Le code du travail dans L’article L4121-1 stipule que l’employeur doit «prendre les mesures nécessaires pour assurer la sécurité et protéger la santé physique et mentale des travailleurs». La chambre de commerce et de l’industrie (CCI) liste une série de recommandations, en amont («identifier les risques», en «informer le CSE»…) et pendant une canicule («prévoir une nouvelle organisation du travail», «aménager les postes de travail», «former et sensibiliser les salariés»…). Elles diffèrent toutefois en fonction des spécificités de l’emploi. Un travail dans un bureau n’est pas soumis aux mêmes obligations qu’un métier pénible en extérieur.

Jean-Claude Sciberras met l’accent sur le fait que «ces mesures restent quand même assez largement à l’appréciation de l’employeur». Même si, dans l’idéal, «les bonnes conditions de travail sont fixées par les conventions collectives, les négociations patronales et grâce au dialogue social à l’intérieur de l’entreprise», rappelle-t-il.

De plus, un nouveau décret publié le 27 mai, qui entrera en vigueur mardi 1er juillet, fixe de nouvelles règles plus précises à respecter pour les employeurs.

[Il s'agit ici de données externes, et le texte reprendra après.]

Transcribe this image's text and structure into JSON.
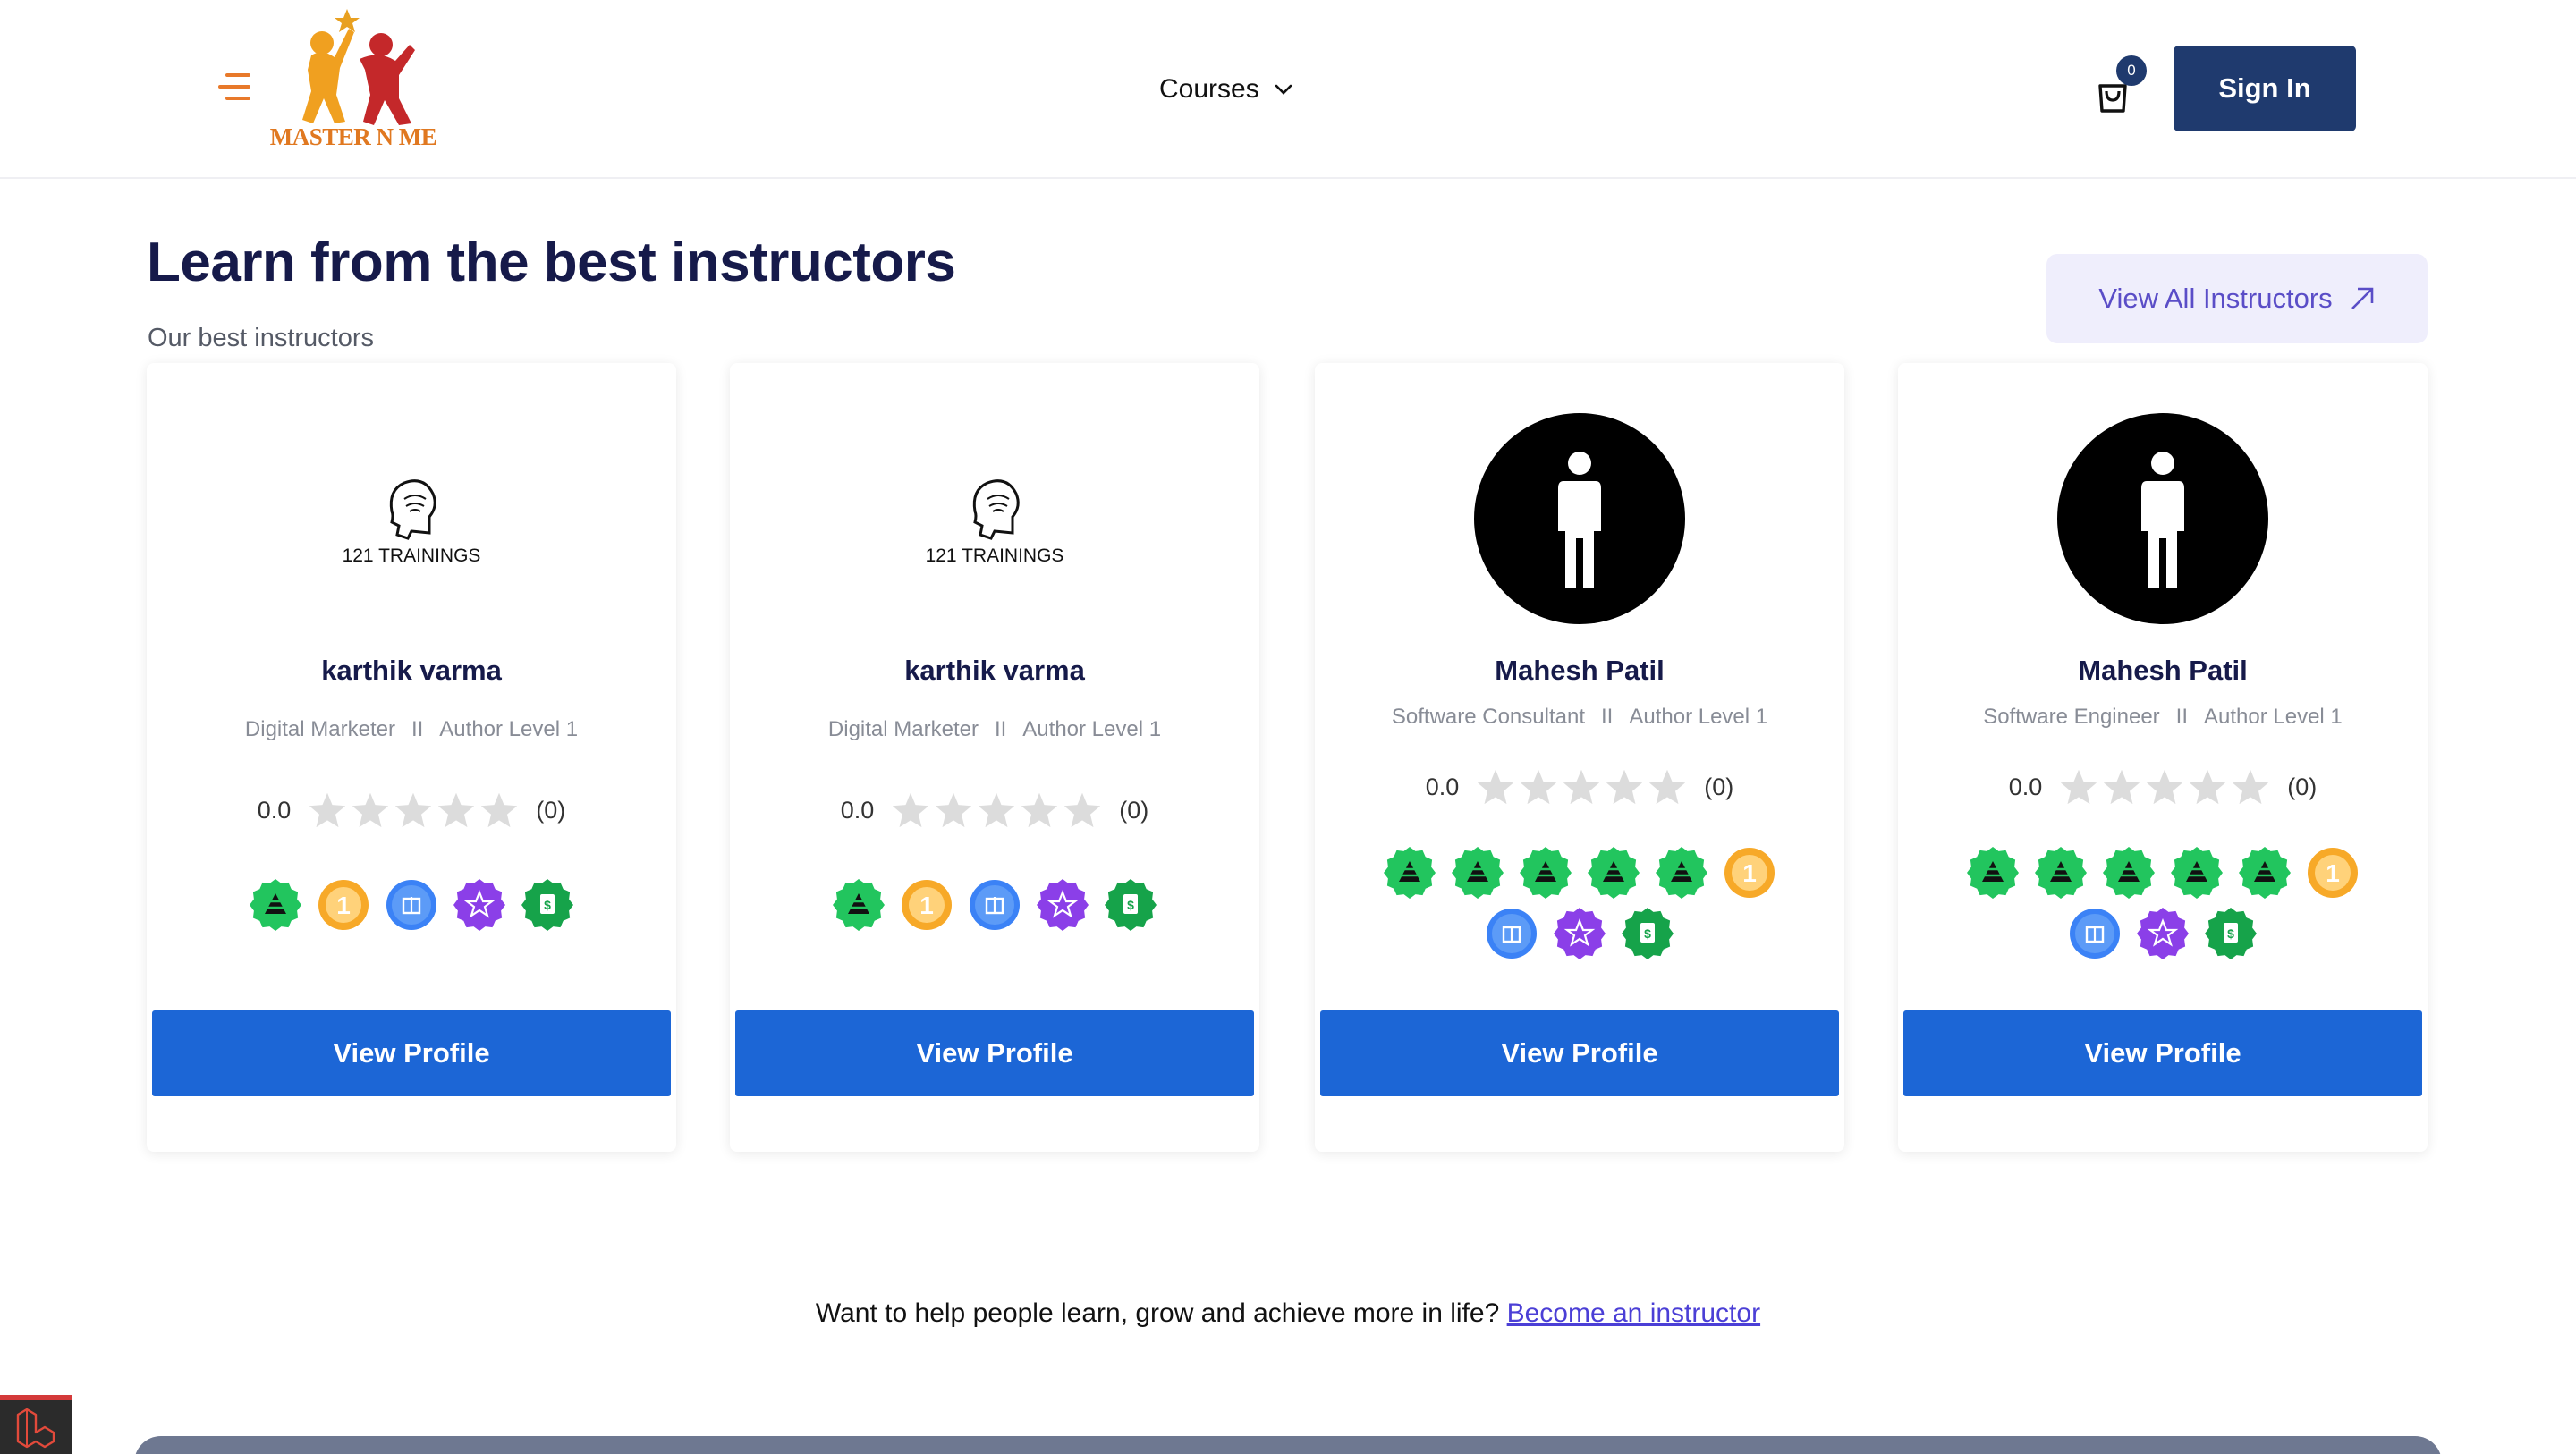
{
  "header": {
    "logo_text": "MASTER N ME",
    "courses_label": "Courses",
    "cart_count": "0",
    "signin_label": "Sign In"
  },
  "section": {
    "title": "Learn from the best instructors",
    "subtitle": "Our best instructors",
    "view_all_label": "View All Instructors"
  },
  "instructors": [
    {
      "name": "karthik varma",
      "avatar": "121-trainings-logo",
      "avatar_text": "121 TRAININGS",
      "role": "Digital Marketer",
      "separator": "II",
      "level": "Author Level 1",
      "rating": "0.0",
      "reviews": "(0)",
      "stars": 0,
      "badges": [
        "green-pyramid",
        "orange-number-one",
        "blue-gift",
        "purple-star",
        "green-certificate"
      ],
      "button": "View Profile"
    },
    {
      "name": "karthik varma",
      "avatar": "121-trainings-logo",
      "avatar_text": "121 TRAININGS",
      "role": "Digital Marketer",
      "separator": "II",
      "level": "Author Level 1",
      "rating": "0.0",
      "reviews": "(0)",
      "stars": 0,
      "badges": [
        "green-pyramid",
        "orange-number-one",
        "blue-gift",
        "purple-star",
        "green-certificate"
      ],
      "button": "View Profile"
    },
    {
      "name": "Mahesh Patil",
      "avatar": "person-silhouette",
      "role": "Software Consultant",
      "separator": "II",
      "level": "Author Level 1",
      "rating": "0.0",
      "reviews": "(0)",
      "stars": 0,
      "badges": [
        "green-pyramid",
        "green-pyramid",
        "green-pyramid",
        "green-pyramid",
        "green-pyramid",
        "orange-number-one",
        "blue-gift",
        "purple-star",
        "green-certificate"
      ],
      "button": "View Profile"
    },
    {
      "name": "Mahesh Patil",
      "avatar": "person-silhouette",
      "role": "Software Engineer",
      "separator": "II",
      "level": "Author Level 1",
      "rating": "0.0",
      "reviews": "(0)",
      "stars": 0,
      "badges": [
        "green-pyramid",
        "green-pyramid",
        "green-pyramid",
        "green-pyramid",
        "green-pyramid",
        "orange-number-one",
        "blue-gift",
        "purple-star",
        "green-certificate"
      ],
      "button": "View Profile"
    }
  ],
  "cta": {
    "text": "Want to help people learn, grow and achieve more in life?",
    "link": "Become an instructor"
  },
  "colors": {
    "primary_navy": "#1f3a6e",
    "button_blue": "#1c66d6",
    "title_navy": "#161a4a",
    "accent_purple": "#5a4dc7",
    "logo_orange": "#e07820"
  }
}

Le niveau de vigilance et les précautions à prendre par l’employeur doivent à présent s’adapter aux vigilances canicule jaune, orange ou rouge émises par Météo-France. Pour ceux œuvrant en extérieur, sans accès à l’eau courante, il est sera obligatoire à compter de la publication du décret au 1er juillet que soient mis à leur disposition trois litres d’eau fraîche et potable en cas de chaleur intense.

En outre, l’employeur sera tenu à partir de mardi de faire «évoluer l’organisation du travail avec des mesures visant à adapter les horaires, suspendre les tâches pénibles aux heures les plus chaudes, mieux ajuster les périodes de repos. Les postes de travail devront être aménagés pour amortir les effets des rayonnements solaires et l’accumulation de chaleur, par des dispositifs filtrants ou occultants, de la ventilation ou de la brumisation», est-il écrit sur le site du ministère du Travail.

Les inspecteurs du travail peuvent mener un contrôle aléatoire ou être prévenus par un salarié pour vérifier que la réglementation est bien respectée lors d’une canicule. Jean-Claude Sciberras insiste sur le fait qu’«il n’y a pas besoin de passer devant un tribunal pour arrêter le travail en cas de danger, c’est un des pouvoirs de l’inspecteur du travail d’ordonner l’arrêt d’un chantier par exemple s’il y a une situation de danger, comme lorsque les règles ne sont respectées lors d’une canicule». «En pratique c’est rare que l’inspecteur le fasse du premier coup, tempère le chef d’entreprise. Mais imaginez qu’il passe et qu’il fasse un constat qui n’est pas suivi. En revenant sur les lieux, il a le pouvoir d’arrêter les situations de travail dangereuses.»

En cas de non-respect des obligations de sécurité, une entreprise pour être condamnée à une amende pouvant aller jusqu’à 10 000 euros par salarié concerné, et 30 000 euros ainsi qu’un an de prison en cas de récidive.